Etalement et écrasement vers l’émergence
La première rencontre de Chillida avec Adrien Maeght eut lieu en 1949. Commencèrent à la fois une amitié et une collaboration qui ne sont jamais démenties. C’est dans l’imprimerie « Arte » de Maeght que l’artiste réalise une grande partie de son œuvre gravée et en particulier de grandes eaux-fortes dont « Hommage à Aimé Maeght ». L’exposition est le reflet de cette amitié, de ce partage et d’une passion mutuelle pour l’imprimerie. Car, même dans ces transferts de « multiples », la forme ne se quitte pas. Encore faut-il que ce qu’elle montre ne mente pas en refusant d’aller facilement à la recherche de l’identique.

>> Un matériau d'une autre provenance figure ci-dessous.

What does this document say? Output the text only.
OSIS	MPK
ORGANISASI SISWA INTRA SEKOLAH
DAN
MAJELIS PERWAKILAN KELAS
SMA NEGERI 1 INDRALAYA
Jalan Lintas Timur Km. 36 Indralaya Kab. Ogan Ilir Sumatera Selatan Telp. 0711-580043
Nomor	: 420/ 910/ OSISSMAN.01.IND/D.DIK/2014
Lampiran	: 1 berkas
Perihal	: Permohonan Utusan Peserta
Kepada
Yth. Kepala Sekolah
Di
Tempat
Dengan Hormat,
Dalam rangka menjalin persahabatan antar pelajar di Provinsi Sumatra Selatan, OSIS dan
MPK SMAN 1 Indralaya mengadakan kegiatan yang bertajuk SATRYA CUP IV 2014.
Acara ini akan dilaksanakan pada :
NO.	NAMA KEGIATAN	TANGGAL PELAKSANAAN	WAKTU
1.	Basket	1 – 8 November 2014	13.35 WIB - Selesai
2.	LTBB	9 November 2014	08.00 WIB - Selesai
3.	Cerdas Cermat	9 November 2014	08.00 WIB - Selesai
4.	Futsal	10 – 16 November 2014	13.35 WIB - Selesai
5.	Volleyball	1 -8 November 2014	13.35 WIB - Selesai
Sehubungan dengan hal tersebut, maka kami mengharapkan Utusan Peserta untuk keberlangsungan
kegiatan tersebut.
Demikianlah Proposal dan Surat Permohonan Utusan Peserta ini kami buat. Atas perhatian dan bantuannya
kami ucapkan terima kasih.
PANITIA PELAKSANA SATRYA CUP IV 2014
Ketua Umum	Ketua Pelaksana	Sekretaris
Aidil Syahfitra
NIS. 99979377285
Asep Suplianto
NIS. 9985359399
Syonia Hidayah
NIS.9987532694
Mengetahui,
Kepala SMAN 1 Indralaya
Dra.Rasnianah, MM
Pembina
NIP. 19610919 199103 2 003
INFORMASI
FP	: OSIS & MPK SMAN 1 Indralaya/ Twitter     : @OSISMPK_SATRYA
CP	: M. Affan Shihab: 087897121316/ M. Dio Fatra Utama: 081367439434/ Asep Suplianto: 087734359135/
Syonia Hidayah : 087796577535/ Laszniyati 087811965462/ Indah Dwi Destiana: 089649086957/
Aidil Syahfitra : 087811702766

Bref, pour qu’elle ne mente pas il faut que sa matière crisse. Et Chillida n’a cessé de le prouver dans son dialogue entre et avec les formes qui vibrent, s’emboîtent, jouent jusqu’à la recherche de la frontière de ce qu’elles peuvent donner. L’artiste le précisait visuellement avec ses deux premières eaux fortes : « Glissement de limite » (1959).
Comme avec ses sculptures, Chillida dans ses œuvres gravées crée une tension dans le rapport des formes. L’œil s’y perd puis retrouve un chemin imprévu. Se crée une fable abstraire que l’artiste reconstruit chaque fois en reprenant tout à zéro afin d’éveiller quelque chose sans qu’il ne sache forcément quoi. L’œuvre avance chargée de son histoire que Chillida à chaque étape « vide » comme il lui faut écraser sa matière par le pressage. Car la gravure est d’abord une histoire de matière loin de l’indécrottable propension métaphysique.
Chillida la reprend, la refonde là où d’autres peintres l’avaient laissée et où on ne l’attend pas. Dans le jus des encres, Chillida avance par étalement et écrasement vers l’émergence. L’œuvre retourne ainsi les signes. Se produit alors une sidération où se perçoit qu’en un tel travail il n’existe pas de place pour la triche, la reproduction et la concession à une mode.
jean-paul gavard-perret
Eduardo Chillida, Œuvre gravée, Galerie Maeght, exposition du 7 septembre au 13 octobre 2018.